Cephas struck, spinning the chains of his flail in opposing circles, timing a blow that would smash one of the cat’s tentacles into uselessness. But the canvas hung so slack that one of the flail heads grazed an unlucky ripple in the material, ruining a devastating strike.
Or so it appeared to the crowd, who hooted and jeered, glad of the reprieve their captured champion was granted.
Scrambling back onto even footing with Cephas, the cat spit. What Cephas shouted next, unheard on the mote in the noise of the crowd, was not another war cry. “I could have hurt you then,” he said, “perhaps even forced you over the edge!”
Again the cat spit, and the writhing motions of its spiked tentacles quickened, matching the spins Cephas made with the flail. “I am not toying with you, cat,” he said. “Those over there, they are toying with us. They are not hunters-just killers.”

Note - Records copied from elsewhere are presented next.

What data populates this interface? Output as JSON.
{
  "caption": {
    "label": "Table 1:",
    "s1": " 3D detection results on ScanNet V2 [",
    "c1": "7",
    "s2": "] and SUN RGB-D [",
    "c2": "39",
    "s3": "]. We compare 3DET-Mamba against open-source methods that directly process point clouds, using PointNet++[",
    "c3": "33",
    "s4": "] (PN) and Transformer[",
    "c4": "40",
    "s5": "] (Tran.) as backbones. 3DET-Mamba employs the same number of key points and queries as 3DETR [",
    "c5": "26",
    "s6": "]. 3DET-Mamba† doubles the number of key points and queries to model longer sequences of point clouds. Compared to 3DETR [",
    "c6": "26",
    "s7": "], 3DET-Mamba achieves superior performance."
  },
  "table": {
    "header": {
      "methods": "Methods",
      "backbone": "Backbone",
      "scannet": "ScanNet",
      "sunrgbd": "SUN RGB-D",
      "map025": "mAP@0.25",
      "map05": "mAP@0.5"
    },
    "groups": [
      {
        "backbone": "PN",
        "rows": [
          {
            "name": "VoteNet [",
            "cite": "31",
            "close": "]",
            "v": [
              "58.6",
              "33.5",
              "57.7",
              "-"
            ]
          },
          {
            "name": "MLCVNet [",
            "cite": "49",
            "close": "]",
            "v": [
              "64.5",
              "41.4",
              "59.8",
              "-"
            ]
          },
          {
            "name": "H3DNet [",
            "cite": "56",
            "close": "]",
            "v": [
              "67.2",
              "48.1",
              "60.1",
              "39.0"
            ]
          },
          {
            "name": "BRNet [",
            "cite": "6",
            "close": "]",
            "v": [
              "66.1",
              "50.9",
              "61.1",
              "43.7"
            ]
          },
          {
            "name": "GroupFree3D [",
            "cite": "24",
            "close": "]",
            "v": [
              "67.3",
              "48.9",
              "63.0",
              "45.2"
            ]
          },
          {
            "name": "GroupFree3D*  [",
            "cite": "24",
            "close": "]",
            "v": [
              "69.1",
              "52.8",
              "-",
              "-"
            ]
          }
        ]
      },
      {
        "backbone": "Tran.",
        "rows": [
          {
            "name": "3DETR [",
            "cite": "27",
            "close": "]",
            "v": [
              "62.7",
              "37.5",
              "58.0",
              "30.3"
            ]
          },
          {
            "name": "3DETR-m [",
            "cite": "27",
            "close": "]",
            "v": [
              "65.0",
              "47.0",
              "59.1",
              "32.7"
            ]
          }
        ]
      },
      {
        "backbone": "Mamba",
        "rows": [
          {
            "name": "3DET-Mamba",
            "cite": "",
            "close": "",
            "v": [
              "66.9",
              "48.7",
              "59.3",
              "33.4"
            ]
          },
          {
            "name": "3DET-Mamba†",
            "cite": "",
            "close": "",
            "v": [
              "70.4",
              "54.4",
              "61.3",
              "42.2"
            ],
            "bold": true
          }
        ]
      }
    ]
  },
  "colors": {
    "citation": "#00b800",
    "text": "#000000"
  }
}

The cat’s answer was to hurl itself forward, engaging the flail with its tentacles as it extended its sinuous neck, seeking Cephas’s throat with its teeth. Cephas fell back, pushing off the cat’s twin blows with no time to spare. The cat’s bite came so near to closing on his flesh that Cephas felt moisture; whether it was his blood or the cat’s spittle, he could not have said. He maneuvered for a counterblow, only to notice that the beast’s tentacles were wrapped around the chains of the flails, far from the weapon’s shaft, decreasing the reach of its lunge.
“Yes! You see it! We do not need to kill each other. We both want to escape. We need to help each other!”
Again, the cat’s response came as a terrifying series of slashes, bites, and blows. Again, Cephas came as close to death as he had at any time during the match. The goblins howled. They felt the momentum shifting against Cephas.
Momentum, thought Cephas, and wondered whether he had imagined the intelligence he saw in the cat. “We have to go over the side,” he shouted, retreating under strike after strike from the cat’s tentacles. “They won’t expect that!”
Whether it understood him or not, the beast’s assault faltered enough for Cephas to regain the initiative. The gladiator drove the beast across what remained of the killing floor’s breadth. Either by its design or happenstance, the cat was soon exactly where Cephas wanted it. For the first time since the battle began, the crowd silenced as it collectively drew in its breath.